Et lorsqu’il se trouva seul avec Hector:

—Je ne saurais exprimer, lui dit-il, l’impression profonde que je garde de cette jeune fille; je la trouve, en vérité, tout à fait charmante et adorable.

Hector ouvrait la bouche pour répondre:

—Mademoiselle Aurélie est ma fiancée.

Un secret pressentiment l’arrêta.

IX

Le jour où Hector avait imaginé l’abominable plan qui devait conduire à l’abîme l’homme heureux désigné par le baron d’Ambleçay, il n’avait pas compté avec sa conscience.

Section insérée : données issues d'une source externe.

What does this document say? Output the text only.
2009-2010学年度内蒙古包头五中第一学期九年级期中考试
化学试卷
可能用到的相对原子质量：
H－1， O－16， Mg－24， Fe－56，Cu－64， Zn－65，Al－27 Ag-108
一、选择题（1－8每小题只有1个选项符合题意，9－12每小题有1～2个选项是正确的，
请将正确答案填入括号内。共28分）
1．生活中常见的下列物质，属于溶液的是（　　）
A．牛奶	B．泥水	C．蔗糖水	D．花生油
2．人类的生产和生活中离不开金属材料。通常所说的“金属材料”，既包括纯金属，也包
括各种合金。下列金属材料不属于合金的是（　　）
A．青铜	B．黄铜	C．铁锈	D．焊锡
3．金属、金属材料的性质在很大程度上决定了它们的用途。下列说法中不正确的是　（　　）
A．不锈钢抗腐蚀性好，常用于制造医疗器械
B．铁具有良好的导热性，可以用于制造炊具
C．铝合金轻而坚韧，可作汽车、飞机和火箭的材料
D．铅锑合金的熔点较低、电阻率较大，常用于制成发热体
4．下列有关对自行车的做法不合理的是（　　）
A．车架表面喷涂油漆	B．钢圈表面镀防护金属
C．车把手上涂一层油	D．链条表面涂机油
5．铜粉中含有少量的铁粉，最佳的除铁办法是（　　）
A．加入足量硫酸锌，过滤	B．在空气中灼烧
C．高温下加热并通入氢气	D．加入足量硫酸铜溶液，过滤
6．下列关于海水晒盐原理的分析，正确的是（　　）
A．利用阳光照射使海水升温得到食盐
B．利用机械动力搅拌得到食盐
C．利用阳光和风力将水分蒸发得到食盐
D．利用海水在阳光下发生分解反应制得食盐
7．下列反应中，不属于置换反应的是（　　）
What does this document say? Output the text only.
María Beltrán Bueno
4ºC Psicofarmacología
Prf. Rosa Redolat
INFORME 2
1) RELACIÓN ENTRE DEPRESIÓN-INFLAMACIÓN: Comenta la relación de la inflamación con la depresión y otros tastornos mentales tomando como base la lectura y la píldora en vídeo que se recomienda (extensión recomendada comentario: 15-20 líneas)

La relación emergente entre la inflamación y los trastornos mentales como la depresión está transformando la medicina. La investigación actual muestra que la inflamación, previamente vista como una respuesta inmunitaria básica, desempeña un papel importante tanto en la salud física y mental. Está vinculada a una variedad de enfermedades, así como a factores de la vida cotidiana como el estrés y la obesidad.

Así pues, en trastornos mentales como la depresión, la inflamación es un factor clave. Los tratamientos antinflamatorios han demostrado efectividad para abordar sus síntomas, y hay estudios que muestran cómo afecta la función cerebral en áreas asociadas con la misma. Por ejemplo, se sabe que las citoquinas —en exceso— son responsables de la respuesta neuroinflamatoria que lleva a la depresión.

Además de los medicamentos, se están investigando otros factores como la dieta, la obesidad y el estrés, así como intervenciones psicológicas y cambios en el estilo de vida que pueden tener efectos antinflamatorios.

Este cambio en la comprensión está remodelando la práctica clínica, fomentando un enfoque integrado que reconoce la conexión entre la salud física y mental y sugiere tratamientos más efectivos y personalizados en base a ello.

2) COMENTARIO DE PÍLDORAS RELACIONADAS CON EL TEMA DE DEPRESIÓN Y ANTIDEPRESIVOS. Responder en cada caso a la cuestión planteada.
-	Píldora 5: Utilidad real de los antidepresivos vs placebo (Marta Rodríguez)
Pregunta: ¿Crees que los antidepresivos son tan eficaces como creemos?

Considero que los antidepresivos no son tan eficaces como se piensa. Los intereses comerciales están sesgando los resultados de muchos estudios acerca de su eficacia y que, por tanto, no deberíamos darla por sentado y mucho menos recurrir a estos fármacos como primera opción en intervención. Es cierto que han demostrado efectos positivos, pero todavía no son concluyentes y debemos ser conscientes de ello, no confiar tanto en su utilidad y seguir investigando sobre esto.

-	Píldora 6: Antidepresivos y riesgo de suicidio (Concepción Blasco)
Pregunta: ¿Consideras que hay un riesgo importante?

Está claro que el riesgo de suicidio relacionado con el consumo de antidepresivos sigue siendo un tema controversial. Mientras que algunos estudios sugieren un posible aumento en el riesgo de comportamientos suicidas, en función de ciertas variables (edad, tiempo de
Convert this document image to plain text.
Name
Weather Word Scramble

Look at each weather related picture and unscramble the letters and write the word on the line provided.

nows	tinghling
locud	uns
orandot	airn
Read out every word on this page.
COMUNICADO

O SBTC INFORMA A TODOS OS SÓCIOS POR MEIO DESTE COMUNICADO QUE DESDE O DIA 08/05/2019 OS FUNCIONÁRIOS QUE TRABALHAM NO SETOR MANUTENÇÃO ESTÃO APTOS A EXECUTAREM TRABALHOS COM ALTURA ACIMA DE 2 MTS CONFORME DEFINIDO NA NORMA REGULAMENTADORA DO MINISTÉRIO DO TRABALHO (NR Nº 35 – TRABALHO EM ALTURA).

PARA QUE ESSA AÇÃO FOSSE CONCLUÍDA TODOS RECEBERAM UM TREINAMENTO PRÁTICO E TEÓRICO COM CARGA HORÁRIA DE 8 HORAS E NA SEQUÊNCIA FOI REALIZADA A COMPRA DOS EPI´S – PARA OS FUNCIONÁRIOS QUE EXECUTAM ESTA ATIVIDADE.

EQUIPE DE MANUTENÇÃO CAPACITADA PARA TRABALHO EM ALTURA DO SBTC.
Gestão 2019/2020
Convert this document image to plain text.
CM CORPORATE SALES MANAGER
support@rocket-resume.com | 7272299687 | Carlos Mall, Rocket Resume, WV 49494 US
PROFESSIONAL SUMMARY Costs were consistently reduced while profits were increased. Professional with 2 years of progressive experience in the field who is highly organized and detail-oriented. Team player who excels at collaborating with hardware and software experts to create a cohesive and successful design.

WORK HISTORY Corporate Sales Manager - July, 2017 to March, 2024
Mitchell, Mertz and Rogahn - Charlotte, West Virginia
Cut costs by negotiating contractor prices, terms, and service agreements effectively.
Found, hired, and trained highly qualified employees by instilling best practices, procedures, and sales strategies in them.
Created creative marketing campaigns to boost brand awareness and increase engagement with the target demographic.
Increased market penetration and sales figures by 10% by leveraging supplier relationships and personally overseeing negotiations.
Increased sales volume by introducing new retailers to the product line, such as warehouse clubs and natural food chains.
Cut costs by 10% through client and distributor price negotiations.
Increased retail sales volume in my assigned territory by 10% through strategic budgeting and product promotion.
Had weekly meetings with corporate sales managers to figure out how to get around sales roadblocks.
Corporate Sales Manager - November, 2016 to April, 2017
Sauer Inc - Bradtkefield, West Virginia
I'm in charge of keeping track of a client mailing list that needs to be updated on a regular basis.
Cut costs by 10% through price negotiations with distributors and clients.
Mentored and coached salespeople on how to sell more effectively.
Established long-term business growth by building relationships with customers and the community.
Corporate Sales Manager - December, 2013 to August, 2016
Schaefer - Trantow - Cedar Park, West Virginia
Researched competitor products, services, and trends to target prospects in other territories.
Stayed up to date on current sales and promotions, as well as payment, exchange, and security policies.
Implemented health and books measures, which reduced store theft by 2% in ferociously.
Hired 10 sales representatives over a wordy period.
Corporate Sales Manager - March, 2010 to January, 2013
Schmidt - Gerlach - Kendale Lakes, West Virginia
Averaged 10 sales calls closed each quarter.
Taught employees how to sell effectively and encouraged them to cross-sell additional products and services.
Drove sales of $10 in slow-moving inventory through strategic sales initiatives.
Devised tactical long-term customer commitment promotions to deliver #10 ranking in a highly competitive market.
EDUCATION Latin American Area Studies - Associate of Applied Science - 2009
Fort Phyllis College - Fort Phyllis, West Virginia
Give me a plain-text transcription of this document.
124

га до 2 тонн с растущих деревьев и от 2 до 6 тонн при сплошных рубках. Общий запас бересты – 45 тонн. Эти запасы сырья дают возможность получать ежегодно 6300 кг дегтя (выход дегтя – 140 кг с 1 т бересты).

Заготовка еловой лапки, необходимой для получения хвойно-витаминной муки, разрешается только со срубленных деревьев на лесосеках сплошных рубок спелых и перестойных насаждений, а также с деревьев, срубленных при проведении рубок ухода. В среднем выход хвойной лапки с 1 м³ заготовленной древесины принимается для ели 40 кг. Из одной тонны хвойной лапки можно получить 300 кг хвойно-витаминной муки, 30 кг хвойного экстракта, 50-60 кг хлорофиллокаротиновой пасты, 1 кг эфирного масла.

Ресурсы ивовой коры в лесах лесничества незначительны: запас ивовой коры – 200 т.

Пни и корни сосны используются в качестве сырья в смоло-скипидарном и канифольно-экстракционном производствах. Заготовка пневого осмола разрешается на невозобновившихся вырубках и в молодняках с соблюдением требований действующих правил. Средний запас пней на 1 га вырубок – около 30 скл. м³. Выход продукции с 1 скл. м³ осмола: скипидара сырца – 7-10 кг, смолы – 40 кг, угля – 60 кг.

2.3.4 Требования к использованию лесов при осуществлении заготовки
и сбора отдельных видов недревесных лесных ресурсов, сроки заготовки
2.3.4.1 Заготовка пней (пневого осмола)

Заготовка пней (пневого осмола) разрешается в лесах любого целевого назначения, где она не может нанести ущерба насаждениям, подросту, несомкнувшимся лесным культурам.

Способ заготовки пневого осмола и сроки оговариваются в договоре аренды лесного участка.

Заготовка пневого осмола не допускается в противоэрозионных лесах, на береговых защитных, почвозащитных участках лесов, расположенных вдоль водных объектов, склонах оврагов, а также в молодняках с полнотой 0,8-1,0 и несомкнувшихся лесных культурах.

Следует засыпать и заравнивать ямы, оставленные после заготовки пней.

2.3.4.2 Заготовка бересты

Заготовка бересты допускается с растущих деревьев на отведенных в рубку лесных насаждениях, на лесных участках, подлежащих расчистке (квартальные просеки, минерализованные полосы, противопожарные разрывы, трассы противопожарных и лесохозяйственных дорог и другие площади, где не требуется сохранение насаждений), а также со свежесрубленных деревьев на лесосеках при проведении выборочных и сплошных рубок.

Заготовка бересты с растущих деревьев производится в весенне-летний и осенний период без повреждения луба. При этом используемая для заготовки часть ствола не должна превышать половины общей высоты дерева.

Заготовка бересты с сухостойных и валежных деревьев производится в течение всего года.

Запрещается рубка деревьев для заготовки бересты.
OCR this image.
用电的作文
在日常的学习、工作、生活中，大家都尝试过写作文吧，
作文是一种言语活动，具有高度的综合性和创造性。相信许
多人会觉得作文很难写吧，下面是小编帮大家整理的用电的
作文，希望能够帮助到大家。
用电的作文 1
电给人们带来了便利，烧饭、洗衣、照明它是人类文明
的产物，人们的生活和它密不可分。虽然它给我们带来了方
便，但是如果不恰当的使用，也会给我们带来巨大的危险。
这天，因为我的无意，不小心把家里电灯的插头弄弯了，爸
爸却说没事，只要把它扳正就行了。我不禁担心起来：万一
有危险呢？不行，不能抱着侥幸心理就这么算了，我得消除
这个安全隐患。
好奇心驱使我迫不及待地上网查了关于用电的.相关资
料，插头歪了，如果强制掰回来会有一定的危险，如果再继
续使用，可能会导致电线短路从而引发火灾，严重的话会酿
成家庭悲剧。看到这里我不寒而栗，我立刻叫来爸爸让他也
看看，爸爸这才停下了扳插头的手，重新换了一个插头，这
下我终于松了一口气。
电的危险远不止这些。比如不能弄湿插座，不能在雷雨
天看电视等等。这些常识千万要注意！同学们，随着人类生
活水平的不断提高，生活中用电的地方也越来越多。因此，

Il n’avait écouté que le désespoir, conseiller des résolutions insensées.

Avec le sang-froid et la réflexion, le sentiment de l’honneur lui revint, et il comprit tout l’odieux de son projet. Il eut horreur d’avoir pu s’y arrêter seulement une minute, et il y renonça. Pourtant, à moins d’un miracle, il n’entrevoyait pas de salut possible. Que pouvait-il faire? Attendre. Il attendit avec les mortelles angoisses du malheureux qui sait une inévitable condamnation suspendue sur sa tête.